Hasil anova yang didapatkan dari percobaan dari hasil analisis statistik
ANOVA dengan taraf kepercayaan 95 %, ANOVA onset menunjukkan bahwa
nilai σ adalah 0,882. Karena nilai σ lebih besar dari 0,05, maka Ho diterima
atau pemberian eter dan kloroform tidak berpengaruh terhadap onset obat.
Begitu juga untuk ANOVA durasi, menunjukkan bahwa nilai σ adalah 0,942.
Karena nilai σ lebih kecil dari 0,05, maka Hoditolak atau pemberian eter dan
kloroform berpengaruh terhadap durasi obat.
V. KESIMPULAN
Dari percobaan yang telah dilakukan dapat ditarik beberapa kesimpulan
yaitu:
1. Pada sistem saraf otonom, obat yang digunakan adalah propanolol dan
atropin.
2. Pada sistem saraf pusat obat-obat yang digunakan adalah eter dan
kloroform.
3. Waktu timbulnya efek anestesi yang paling cepat yaitu dengan
menggunakan kloroform kemudian eter.
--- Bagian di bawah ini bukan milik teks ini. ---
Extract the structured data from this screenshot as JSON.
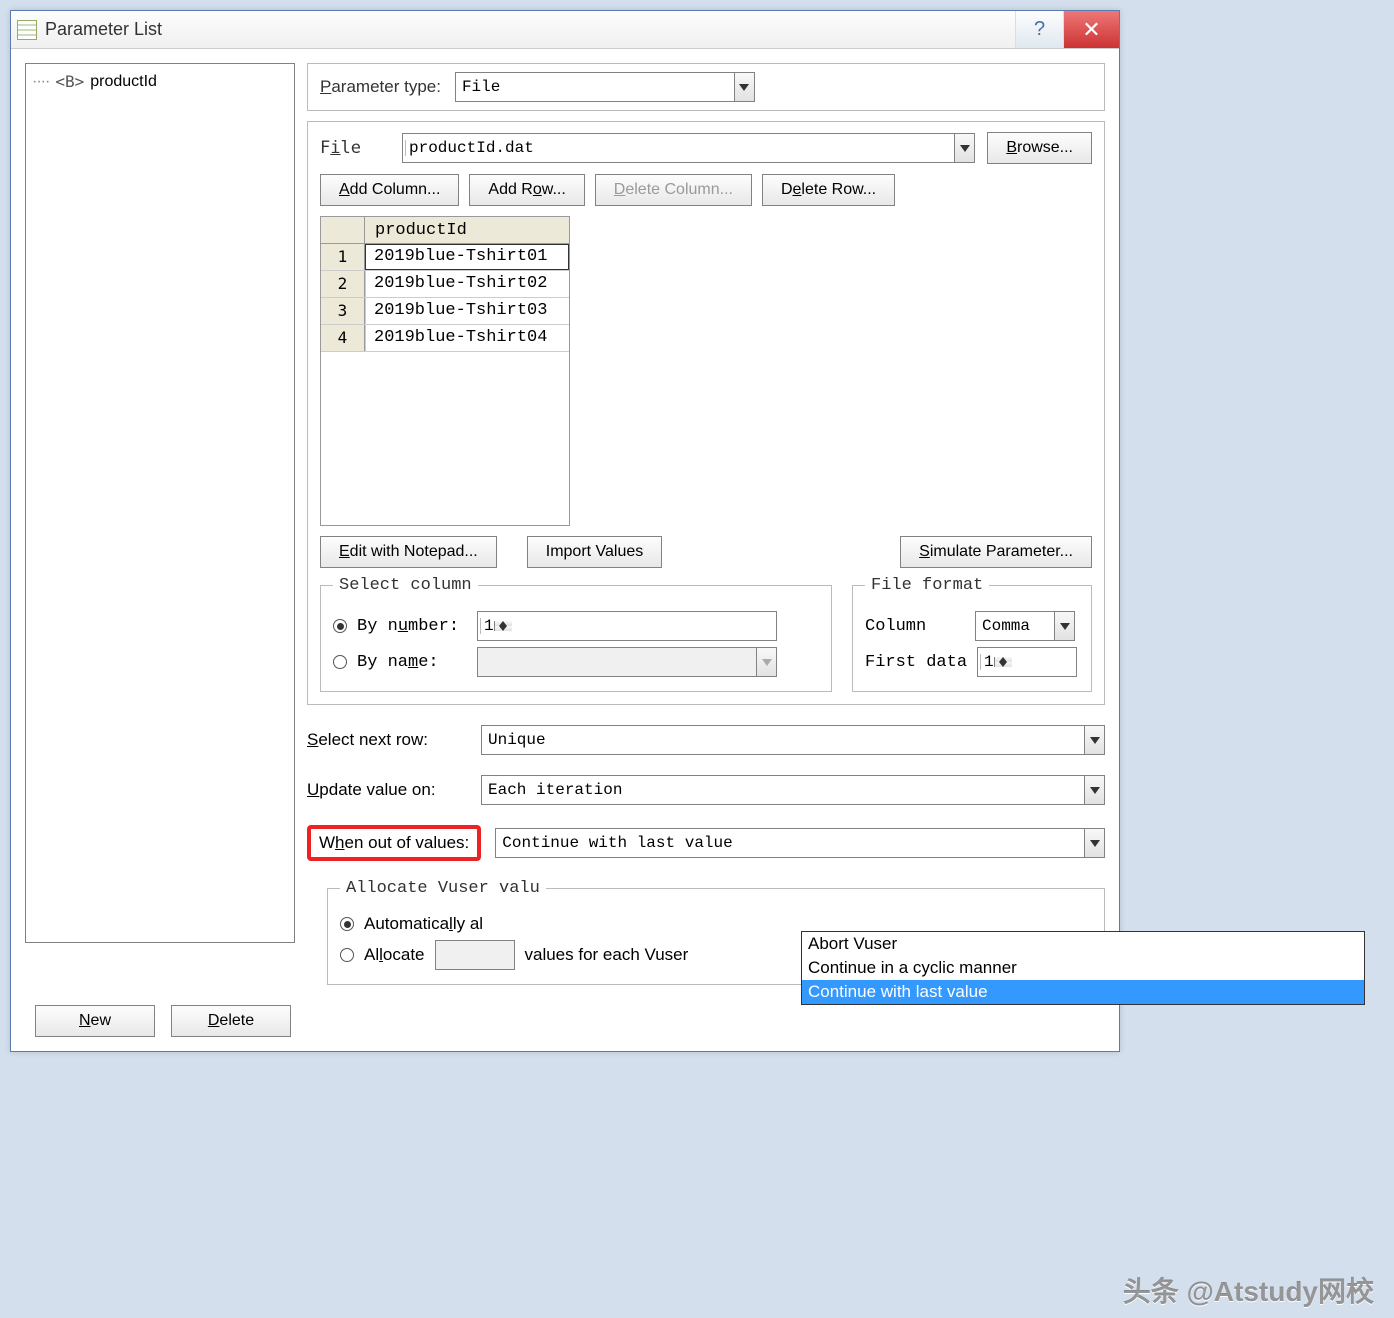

Untuk lamanya efek obat bekerja,
eter memiliki waktu yang paling cepat, kemudian kloroform.
4. Hasil anova yang didapatkan dari percobaan dari hasil analisis statistik
ANOVA dengan taraf kepercayaan 95 %. Onset menunjukkan bahwa nilai σ
adalah 0,882 dan durasi menunjukkan bahwa nilai σ adalah 0,942. Karena
Onset dan durasi lebih besar dari 0,05, maka Ho diterima atau pemberian
eter dan kloroform tidak berpengaruh terhadap onset dan durasi obat.
5. Hasil uji yang terjadi pada mencit setelah pemberian obat antiadrenergik
(propanolol) ini kurang menunjukkan hasil yang sesuai dengan literatur yaitu
efek farmakodinamika dari obat antiadrenergik. Kemungkinan karena dosis
yang diberikan kurang dari yang seharusnya karena mencit memuntahkan
kembali obat.
6. Hasil uji yang terjadi pada mencit setelah pemberian obat antimuskarinik
(atropin) ini menunjukkan hasil yang sesuai dengan literatur yaitu efek
farmakodinamika dari obat antimuskarinik.
DAFTAR PUSTAKA
Ganiswarna, S. G. 2005. Farmakologi dan Terapi Edisi 4. Fakultas Kedokteran UI. Jakarta.
Katzung, G. B. 2001. Farmakologi Dasar dan Klinik. Penerjemah Nugroho, A. W. Rendy, L. Dwijayanthi, L. Penerbit Buku Kedokteran EGC. Jakarta.
Li, H. & X. Duan. 2006. Nanoparticles for drug delivery to the Central Nervous System.